‘A life without regrets is built on a mirage,’ John Piper says

John Piper
John Piper, founder of and chancellor of Bethlehem College & Seminary, speaks at the MLK50 Conference hosted by the Ethics & Religious Liberty Commission of the Southern Baptist Convention and The Gospel Coalition in Memphis, Tennessee, on April 5, 2018. |

Notable Bible teacher and Desiring God founder John Piper has taken issue with the popular cultural goal of pursuing a “life without regrets.”

In an episode of “Ask Pastor John” posted to on Monday, a 72-year-old man asked Piper about his own feelings of regret when looking back at his life.

“I can look back on many opportunities I missed in life: missions trips I did not take, missionaries I did not support, even professional opportunities I did not take and probably should have, ways to better invest and redeem my time at every stage along the way,” the man said.

“Is it possible for an older man to look back over his life and conclude that I frequently missed God’s will over the years? Or is who I am now the will of God perfectly manifested in all my decisions, and therefore, I should have no regrets at all?” the man asked. 

In response, Piper listed four important things to consider when addressing regrets, one of them being that it's “good to remember our sins and feel regret.”

“A life without regrets is built on a mirage,” Piper said. “If you don’t see sins when you’re looking back over your life, and you don’t regret those sins, you’re not seeing reality. You’re not feeling reality. You’re seeing a mirage.”

“There were plenty of attitudes, words, deeds that were not for the glory of God but selfish, not loving but uncaring, not from faith but from fear. There were plenty of things that came out of your mouth that were not designed for upbuilding, and plenty of good paths taken with defective motives.”

Piper said that to remember one’s failing in life “deepens and intensifies our thankfulness for grace,” quoting First Timothy 1:15 as justification.

“Paul never forgot his regretful past. Writing near the end of his life, he said, ‘The saying is trustworthy and deserving of full acceptance, that Christ Jesus came into the world to save sinners, of whom I am the foremost’ … That was a regret, and he never forgot it,” continued Piper.

Piper’s comments go against the popular trend of other philosophers and social commentators who have written columns aimed at creating a “life without regrets.

For example, author and life coach Grace Bluerock penned a listicle for The Huffington Post in 2017 aimed at giving readers “10 Ways to Live Life With No Regrets."

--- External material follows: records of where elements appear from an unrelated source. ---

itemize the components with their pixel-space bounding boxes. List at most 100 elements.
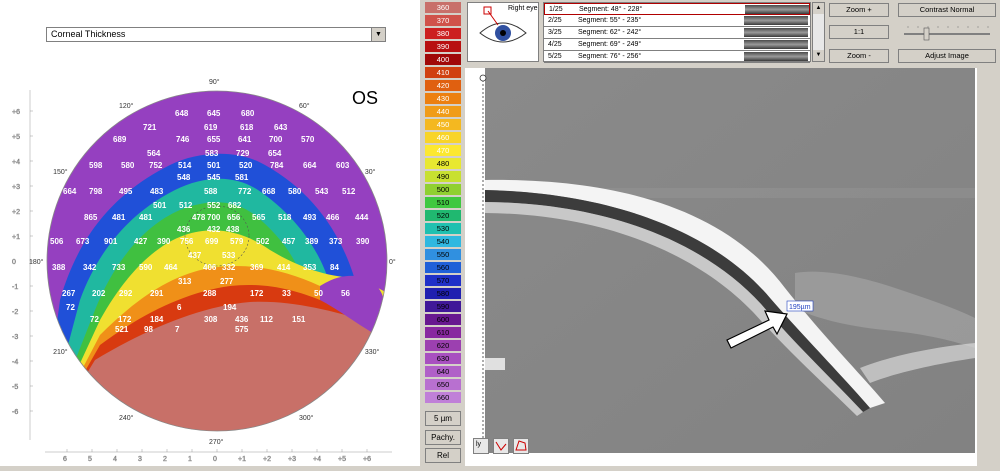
angle-label: 90° [209,78,220,86]
angle-labels: 90° 60° 30° 0° 330° 300° 270° 240° 210° 180° 150° 1… [29,78,396,446]
thickness-value: 112 [260,315,273,324]
scale-swatch: 480 [425,158,461,169]
segment-row[interactable]: 4/25 Segment: 69° - 249° [544,39,810,51]
thickness-value: 746 [176,135,190,144]
segment-row[interactable]: 1/25 Segment: 48° - 228° [544,3,810,15]
thickness-value: 699 [205,237,219,246]
measurement-label[interactable] [786,300,814,312]
x-tick-label: +2 [263,456,271,463]
thickness-value: 575 [235,325,249,334]
scale-swatch: 450 [425,119,461,130]
thickness-value: 580 [121,161,135,170]
oct-panel: Right eye 1/25 Segment: 48° - 228° 2/25 Seg… [465,0,1000,466]
polyline-tool-icon[interactable] [493,438,509,454]
thickness-value: 277 [220,277,234,286]
y-tick-label: 0 [12,259,16,266]
thickness-value: 512 [342,187,356,196]
scale-swatch: 590 [425,301,461,312]
segment-range: Segment: 69° - 249° [578,41,642,48]
map-type-value: Corneal Thickness [51,29,126,39]
x-tick-label: 2 [163,456,167,463]
thickness-value: 552 [207,201,221,210]
x-tick-label: +5 [338,456,346,463]
thickness-value: 437 [188,251,202,260]
thickness-value: 313 [178,277,192,286]
thickness-value: 202 [92,289,106,298]
scale-swatch: 580 [425,288,461,299]
thickness-value: 194 [223,303,237,312]
x-tick-label: 4 [113,456,117,463]
thickness-value: 583 [205,149,219,158]
one-to-one-button[interactable]: 1:1 [829,25,889,39]
thickness-value: 342 [83,263,97,272]
scale-swatch: 520 [425,210,461,221]
scale-swatch: 360 [425,2,461,13]
line-tool-button[interactable]: ly [473,438,489,454]
thickness-value: 390 [356,237,370,246]
thickness-value: 654 [268,149,282,158]
segment-list[interactable]: 1/25 Segment: 48° - 228° 2/25 Segment: 55° … [543,2,811,63]
zoom-out-button[interactable]: Zoom - [829,49,889,63]
scale-swatch: 370 [425,15,461,26]
segment-scrollbar[interactable]: ▲ ▼ [812,2,825,62]
y-tick-label: -6 [12,409,18,416]
oct-scan-image[interactable]: 195µm ly [465,68,977,466]
thickness-value: 506 [50,237,64,246]
thickness-value: 98 [144,325,153,334]
rel-button[interactable]: Rel [425,448,461,463]
contrast-slider[interactable] [898,20,996,44]
thickness-values: 648 645 680 721 619 618 643 689 746 655 641 700 570 5… [50,109,370,334]
x-tick-label: +4 [313,456,321,463]
contrast-button[interactable]: Contrast Normal [898,3,996,17]
thickness-value: 436 [177,225,191,234]
thickness-value: 756 [180,237,194,246]
x-tick-label: +6 [363,456,371,463]
thickness-value: 369 [250,263,264,272]
thickness-value: 668 [262,187,276,196]
thickness-value: 267 [62,289,76,298]
scale-swatch: 630 [425,353,461,364]
thickness-value: 292 [119,289,133,298]
x-tick-label: +1 [238,456,246,463]
segment-row[interactable]: 3/25 Segment: 62° - 242° [544,27,810,39]
thickness-value: 798 [89,187,103,196]
thickness-value: 673 [76,237,90,246]
y-tick-label: +4 [12,159,20,166]
thickness-value: 389 [305,237,319,246]
measurement-value: 195µm [789,304,811,311]
thickness-value: 414 [277,263,291,272]
thickness-value: 444 [355,213,369,222]
scroll-up-icon[interactable]: ▲ [813,3,824,14]
scale-swatch: 490 [425,171,461,182]
x-tick-label: +3 [288,456,296,463]
y-tick-label: +6 [12,109,20,116]
chevron-down-icon[interactable]: ▼ [371,28,385,41]
segment-thumbnail [745,5,809,14]
thickness-value: 656 [227,213,241,222]
thickness-value: 388 [52,263,66,272]
thickness-value: 406 [203,263,217,272]
slider-thumb[interactable] [923,27,930,41]
zoom-in-button[interactable]: Zoom + [829,3,889,17]
scale-swatch: 400 [425,54,461,65]
polygon-tool-icon[interactable] [513,438,529,454]
thickness-value: 172 [118,315,132,324]
segment-row[interactable]: 5/25 Segment: 76° - 256° [544,51,810,63]
thickness-value: 598 [89,161,103,170]
y-tick-label: -2 [12,309,18,316]
adjust-image-button[interactable]: Adjust Image [898,49,996,63]
segment-index: 5/25 [548,53,562,60]
thickness-value: 483 [150,187,164,196]
pachy-button[interactable]: Pachy. [425,430,461,445]
step-button[interactable]: 5 µm [425,411,461,426]
segment-row[interactable]: 2/25 Segment: 55° - 235° [544,15,810,27]
scale-swatch: 620 [425,340,461,351]
scale-swatch: 460 [425,132,461,143]
scroll-down-icon[interactable]: ▼ [813,50,824,61]
angle-label: 270° [209,438,224,446]
oct-scan: 195µm [479,68,975,453]
map-type-dropdown[interactable]: Corneal Thickness ▼ [46,27,386,42]
scale-swatch: 390 [425,41,461,52]
thickness-value: 288 [203,289,217,298]
thickness-value: 752 [149,161,163,170]
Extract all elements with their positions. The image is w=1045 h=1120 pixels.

“As a former hospice social worker, I learned a lot about regret. It was shocking how many of my hospice patients got to the end of their lives wishing they had lived differently,” she wrote at the time.

“We never know how long we will live, so we must make conscious choices each day to live fully and make the most out of each experience we have.”

Her list included “Let your loved ones know you love them,” “Follow your dream,” “Trust your gut instincts,” “Keep your work at work,” “Take risks,” “Take life less seriously,” “Turn ‘failures’ into stepping stones,” “Practice forgiveness,” “Be yourself,” and “Practice kindness.”

“Our lives are meant to be lived fully and completely, without regret,” concluded Bluerock. “We never know how long we have, so let's start living a life free of regrets today and every day.”